Based on these findings, they decided to embed the project within the existing governance structure—a different plan than in 2008, when a separate think tank had been established, akin to the “crazy people in the garage” doing innovative things, Dr. Mangrulkar said.This time, he and his colleagues adopted what in the parlance of Disruptive Innovation was a “heavyweight team within the organization.”

A steering committee and operational committee, with several work groups and teams, were established for the curriculum strategic planning process. But they all would report to the school’s existing curriculum policy committee, which directly reported to the executive committee representing the faculty and chaired by the dean.

An eight-step process for leading change from another Harvard Business School professor, John Kotter, formed the backbone of the efforts to facilitate the more recent curricular transformation. In particular, the first six steps propelled the project from its earliest stages through the necessary faculty vote, taking a full two and one-half years of groundwork.

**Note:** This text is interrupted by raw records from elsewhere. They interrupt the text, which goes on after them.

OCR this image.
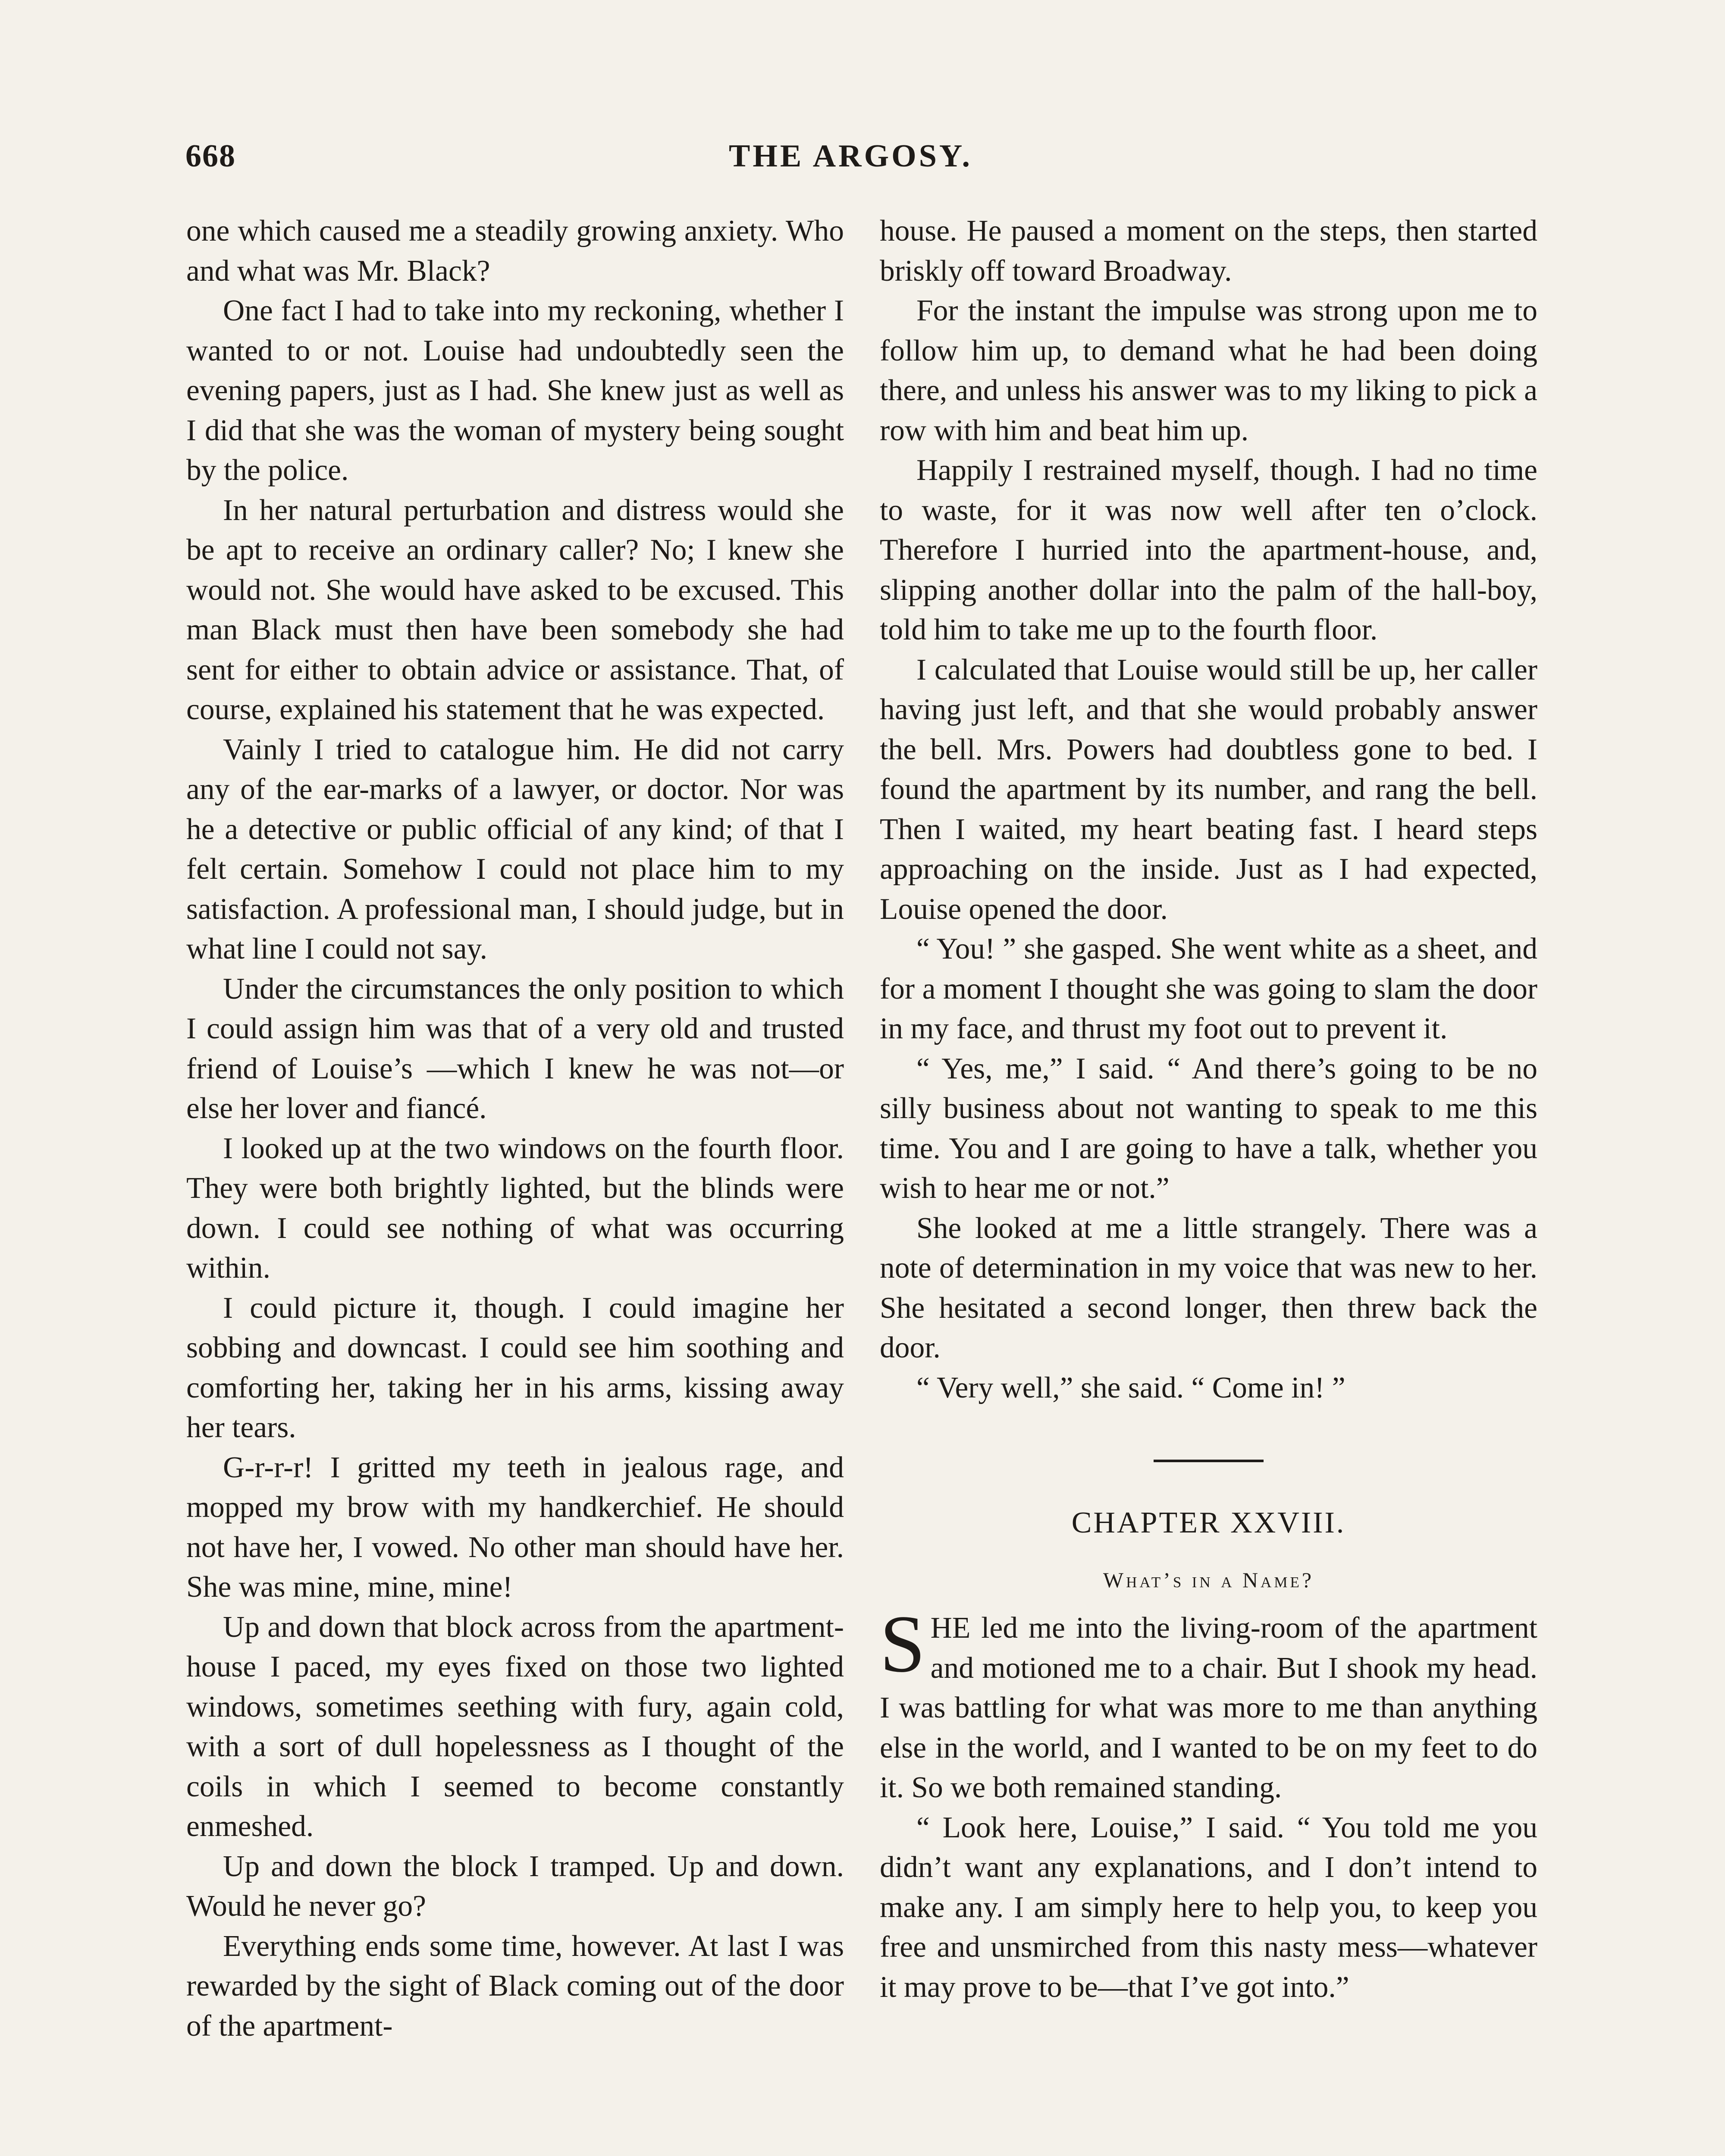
668	THE ARGOSY.

one which caused me a steadily growing anxiety. Who and what was Mr. Black?

One fact I had to take into my reckoning, whether I wanted to or not. Louise had undoubtedly seen the evening papers, just as I had. She knew just as well as I did that she was the woman of mystery being sought by the police.

In her natural perturbation and distress would she be apt to receive an ordinary caller? No; I knew she would not. She would have asked to be excused. This man Black must then have been somebody she had sent for either to obtain advice or assistance. That, of course, explained his statement that he was expected.

Vainly I tried to catalogue him. He did not carry any of the ear-marks of a lawyer, or doctor. Nor was he a detective or public official of any kind; of that I felt certain. Somehow I could not place him to my satisfaction. A professional man, I should judge, but in what line I could not say.

Under the circumstances the only position to which I could assign him was that of a very old and trusted friend of Louise’s —which I knew he was not—or else her lover and fiancé.

I looked up at the two windows on the fourth floor. They were both brightly lighted, but the blinds were down. I could see nothing of what was occurring within.

I could picture it, though. I could imagine her sobbing and downcast. I could see him soothing and comforting her, taking her in his arms, kissing away her tears.

G-r-r-r! I gritted my teeth in jealous rage, and mopped my brow with my handkerchief. He should not have her, I vowed. No other man should have her. She was mine, mine, mine!

Up and down that block across from the apartment-house I paced, my eyes fixed on those two lighted windows, sometimes seething with fury, again cold, with a sort of dull hopelessness as I thought of the coils in which I seemed to become constantly enmeshed.

Up and down the block I tramped. Up and down. Would he never go?

Everything ends some time, however. At last I was rewarded by the sight of Black coming out of the door of the apartment-

house. He paused a moment on the steps, then started briskly off toward Broadway.

For the instant the impulse was strong upon me to follow him up, to demand what he had been doing there, and unless his answer was to my liking to pick a row with him and beat him up.

Happily I restrained myself, though. I had no time to waste, for it was now well after ten o’clock. Therefore I hurried into the apartment-house, and, slipping another dollar into the palm of the hall-boy, told him to take me up to the fourth floor.

I calculated that Louise would still be up, her caller having just left, and that she would probably answer the bell. Mrs. Powers had doubtless gone to bed. I found the apartment by its number, and rang the bell. Then I waited, my heart beating fast. I heard steps approaching on the inside. Just as I had expected, Louise opened the door.

“ You! ” she gasped. She went white as a sheet, and for a moment I thought she was going to slam the door in my face, and thrust my foot out to prevent it.

“ Yes, me,” I said. “ And there’s going to be no silly business about not wanting to speak to me this time. You and I are going to have a talk, whether you wish to hear me or not.”

She looked at me a little strangely. There was a note of determination in my voice that was new to her. She hesitated a second longer, then threw back the door.

“ Very well,” she said. “ Come in! ”

CHAPTER XXVIII.
What’s in a Name?

SHE led me into the living-room of the apartment and motioned me to a chair. But I shook my head. I was battling for what was more to me than anything else in the world, and I wanted to be on my feet to do it. So we both remained standing.

“ Look here, Louise,” I said. “ You told me you didn’t want any explanations, and I don’t intend to make any. I am simply here to help you, to keep you free and unsmirched from this nasty mess—whatever it may prove to be—that I’ve got into.”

  • Establish a sense of urgency. This is crucial so that stakeholders understand why such sweeping changes are needed, even when immediate results in the form of graduation and residency matching rates are good. The dean needed to own this message, which ultimately took the form of five talking points developed from stakeholder surveys, dialogues and similar efforts. The fifth was broad: “Society needs us to change.” But the others all were focused internally and were understandable within the context of the school.
  • Establish a powerful guiding coalition. Those leading the innovation project enlisted the support of a wide variety of stakeholders, including from the health system owned by the University of Michigan. The steering committee included the hospital CEO and representatives from the Veterans Affairs hospital. Dr. Mangrulkar also emphasized that “getting the AMA to support our ideas was very powerful.”
  • Create a vision. The curriculum structure itself was not the vision, but rather it was how that curriculum would result in a new type of graduate who would posess additional skills and abilities. The vision that was developed during a three-hour retreat centered around the idea that every Michigan graduate must be able to lead change in health, health care and health care science.
  • Communicate that vision. Inspired by other schools in the AMA’s Accelerating Change in Medical Education Consortium, Michigan hired an outside marketing and branding firm—the same one that worked with the school’s athletic department. The firm developed the “Michigan Medicine: Transforming, Creating, Leading” branding, with messaging that resonated with students, faculty and staff.
  • Empower others to act on the vision. Student involvement was a key part of this step. The student body was engaged from the beginning of the process, taking part in the operations and steering committees, the work groups, and a new student advisory committee for the curriculum transformation. This “powerful group” has included upward of 100 students, which is a “stunning” proportion of the school’s total 780-student enrollment, Dr. Mangrulkar said.
  • Planning for and creating short-term wins. About 300 people led the charge for the curriculum overhaul. They developed pilots and experiments and disseminated their work through multiple venues, including retreats and conferences with poster presentations. An important aspect here was to share information not only about successes but also about the results that were not positive to convey that the team genuinely was interested in the nuances that would go toward enacting a successful transformation and that the model would always continue to evolve based on experience.

When the faculty vote occurred in June, they approved the curricular innovation by a 4:1 margin, with a record turnout of nearly 800 medical school faculty.

Steps seven and eight of Kotter’s process call for institutionalizing the changes that have begun. This will be a new and challenging endeavor, but Dr. Mangrulkar is fully optimistic and hopes that this process has helped establish a culture at Michigan that is more nimble and able to embrace and work through large-scale transformations going forward.

“We’ve had a successful vote, but change is a process that is never over,” he said.